Knowledge discovery in databases (KDD) refers to the overall process of mapping low-level data in large databases into high-level forms that might be more compact, more abstract, or more useful (Fayyad et al., 1996). KDD can be viewed as a multidisciplinary activity because it exploits several research disciplines of artificial intelligence such as machine learning, pattern recognition, expert systems, knowledge acquisition, as well as mathematical disciplines (Bruha, 2000). Its objective is to extract previously unknown and potentially useful information hidden behind data from usually very large databases. As one of core components of KDD, data mining refers to the process of extracting interesting patterns from data by specific algorithms. Due to intuitional meaning and easy understandability, rule has now become one of major representation forms of extracted knowledge or patterns. Under this context, the result produced by data mining techniques is a set of rules, i.e., rule base.

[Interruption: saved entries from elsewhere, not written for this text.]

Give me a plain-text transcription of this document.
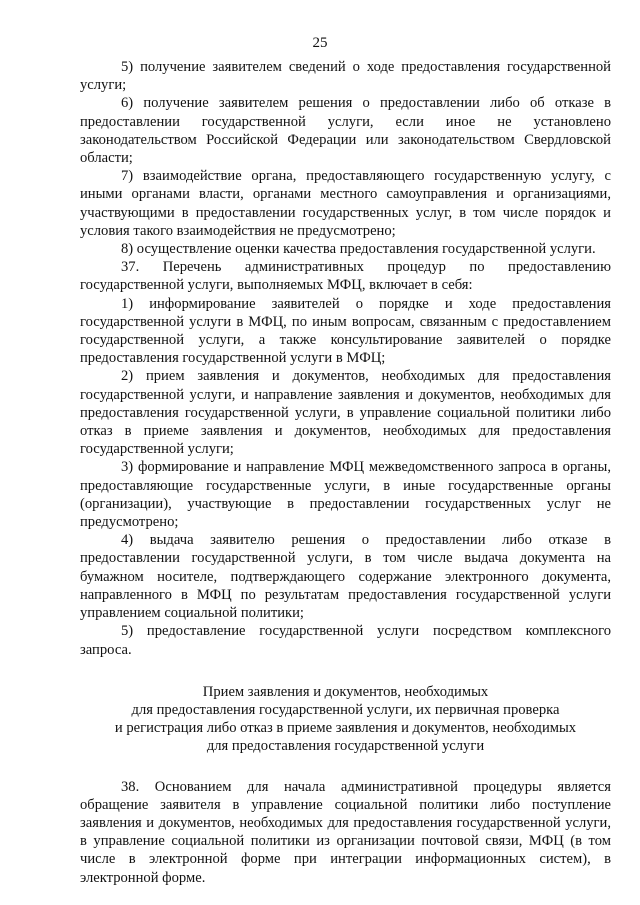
25

5) получение заявителем сведений о ходе предоставления государственной услуги;

6) получение заявителем решения о предоставлении либо об отказе в предоставлении государственной услуги, если иное не установлено законодательством Российской Федерации или законодательством Свердловской области;

7) взаимодействие органа, предоставляющего государственную услугу, с иными органами власти, органами местного самоуправления и организациями, участвующими в предоставлении государственных услуг, в том числе порядок и условия такого взаимодействия не предусмотрено;

8) осуществление оценки качества предоставления государственной услуги.

37. Перечень административных процедур по предоставлению государственной услуги, выполняемых МФЦ, включает в себя:

1) информирование заявителей о порядке и ходе предоставления государственной услуги в МФЦ, по иным вопросам, связанным с предоставлением государственной услуги, а также консультирование заявителей о порядке предоставления государственной услуги в МФЦ;

2) прием заявления и документов, необходимых для предоставления государственной услуги, и направление заявления и документов, необходимых для предоставления государственной услуги, в управление социальной политики либо отказ в приеме заявления и документов, необходимых для предоставления государственной услуги;

3) формирование и направление МФЦ межведомственного запроса в органы, предоставляющие государственные услуги, в иные государственные органы (организации), участвующие в предоставлении государственных услуг не предусмотрено;

4) выдача заявителю решения о предоставлении либо отказе в предоставлении государственной услуги, в том числе выдача документа на бумажном носителе, подтверждающего содержание электронного документа, направленного в МФЦ по результатам предоставления государственной услуги управлением социальной политики;

5) предоставление государственной услуги посредством комплексного запроса.

Прием заявления и документов, необходимых
для предоставления государственной услуги, их первичная проверка
и регистрация либо отказ в приеме заявления и документов, необходимых
для предоставления государственной услуги

38. Основанием для начала административной процедуры является обращение заявителя в управление социальной политики либо поступление заявления и документов, необходимых для предоставления государственной услуги, в управление социальной политики из организации почтовой связи, МФЦ (в том числе в электронной форме при интеграции информационных систем), в электронной форме.
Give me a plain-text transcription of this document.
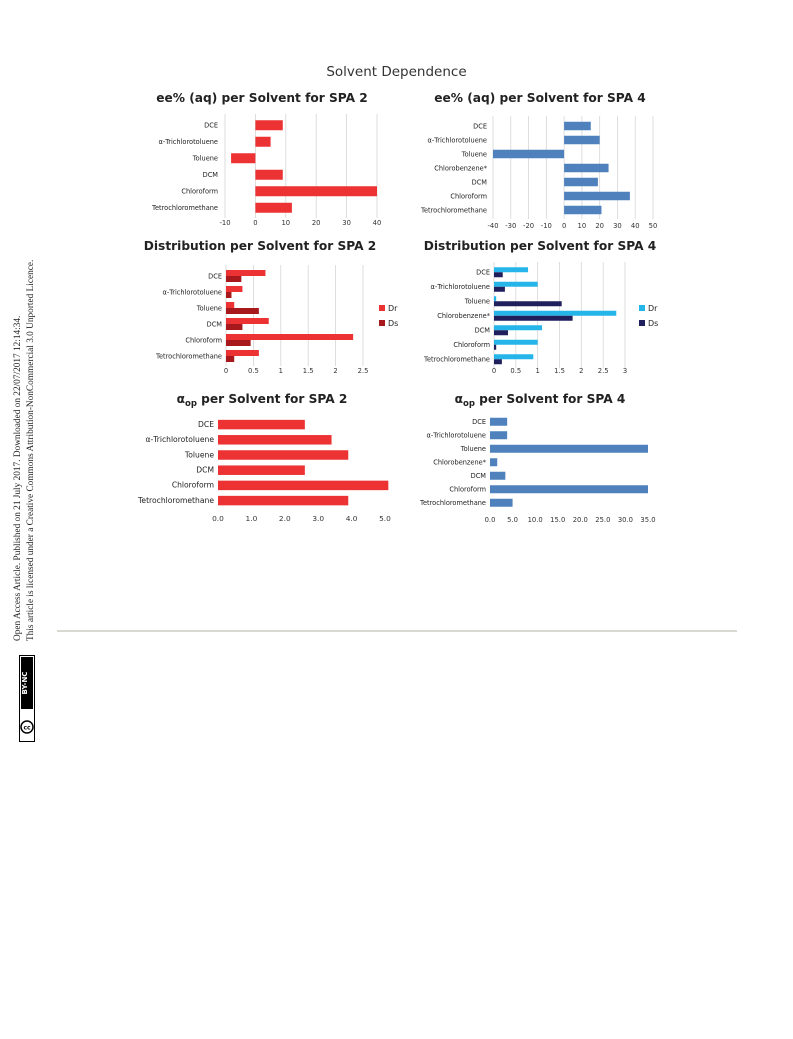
Open Access Article. Published on 21 July 2017. Downloaded on 22/07/2017 12:14:34. This article is licensed under a Creative Commons Attribution-NonCommercial 3.0 Unported Licence.
cc
BY-NC
Solvent Dependence
ee% (aq) per Solvent for SPA 2
-10	0	10	20	30	40
DCE
α-Trichlorotoluene
Toluene
DCM
Chloroform
Tetrochloromethane
ee% (aq) per Solvent for SPA 4
-40 -30 -20 -10 0 10 20 30 40 50
DCE
α-Trichlorotoluene
Toluene
Chlorobenzene*
DCM
Chloroform
Tetrochloromethane
Distribution per Solvent for SPA 2
0	0.5	1	1.5	2	2.5
DCE
α-Trichlorotoluene
Toluene
DCM
Chloroform
Tetrochloromethane
Dr
Ds
Distribution per Solvent for SPA 4
0 0.5 1 1.5 2 2.5 3
DCE
α-Trichlorotoluene
Toluene
Chlorobenzene*
DCM
Chloroform
Tetrochloromethane
Dr
Ds
$\alpha_{op}$ per Solvent for SPA 2
0.0	1.0	2.0	3.0	4.0	5.0
DCE
α-Trichlorotoluene
Toluene
DCM
Chloroform
Tetrochloromethane
$\alpha_{op}$ per Solvent for SPA 4
0.0 5.0 10.0 15.0 20.0 25.0 30.0 35.0
DCE
α-Trichlorotoluene
Toluene
Chlorobenzene*
DCM
Chloroform
Tetrochloromethane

Currently, the major challenge of data mining is not at its efficiency, but at the interpretability of discovered results. During mining stage, a considerable number of rules may be discovered when the real-world database is large. Particularly, if data is highly correlated, the situation will turn worse and quickly out of control. The huge quantity of rules makes themselves difficult to be explored, thus hampers global analysis of discovered knowledge. Furthermore, monitoring and managing of these rules are turned out to be extremely costly and difficult. The straight misfortune to users is that they can not effectively interpret or understand those overwhelming number of rules. Consequently, users may be buried within the masses of gained knowledge again, and nobody will directly benefit from the results of such data mining techniques (Berzal & Cubero, 2007). Hence, it is an urgent requisite for intelligent techniques to handle useless rules and help users to understand the results from the rapidly growing volumes of digital data.
Post-processing, whose purpose is to enhance the quality of the mined knowledge, plays a vital role in circumventing the aforementioned dilemma. The main advantage of post-processing is that it can effectively assist end-users to understand and interpret the meaning knowledge nuggets (Baesens et al., 2000). The post-processing procedure usually consists of four main steps, i.e., quality processing, summarizing, grouping and visualization. At the core of these routines, rule quality processing (e.g., pruning and filtering) is considered to be the most important one (Bruha, 2000), because this procedure can eliminate lots of noisy, redundant or insignificant rules and provide users with compact and precise knowledge derived from databases by data mining methods. From the view of end-users, a concise or condensed rule base is more preferable, because on the ground of it, decision-makers can make a quick and precise response to unseen data without being distracted by noise information.
In data mining community, many attentions have now been paid on dealing with noise knowledge through measuring similarity or redundancy. For example, distance metrics, e.g., Euclidean distance (Waitman et al., 2006), are often used to measure the similarity between rules, and those rules with high similarity will be discarded. In addition, Chi-square tests (Liu et al., 1999) and entropy (Jaroszewicz and Simovici, 2002) are addressed to analyze the distance between rules in the post-processing phase. Besides, some classifiers explore efficient data structures, such as bitmap technique (Jacquene et al., 2006) and prefix tree (Li et al., 2001), to store and retrieve rules. Moreover, various interestingness measurements, both objective and subjective, are also considered in studying the issue of rules importance (Geng and Hamilton, 2006). As a representative example, Brin et al. (1997) outlined a conviction measurement to express rule interestingness.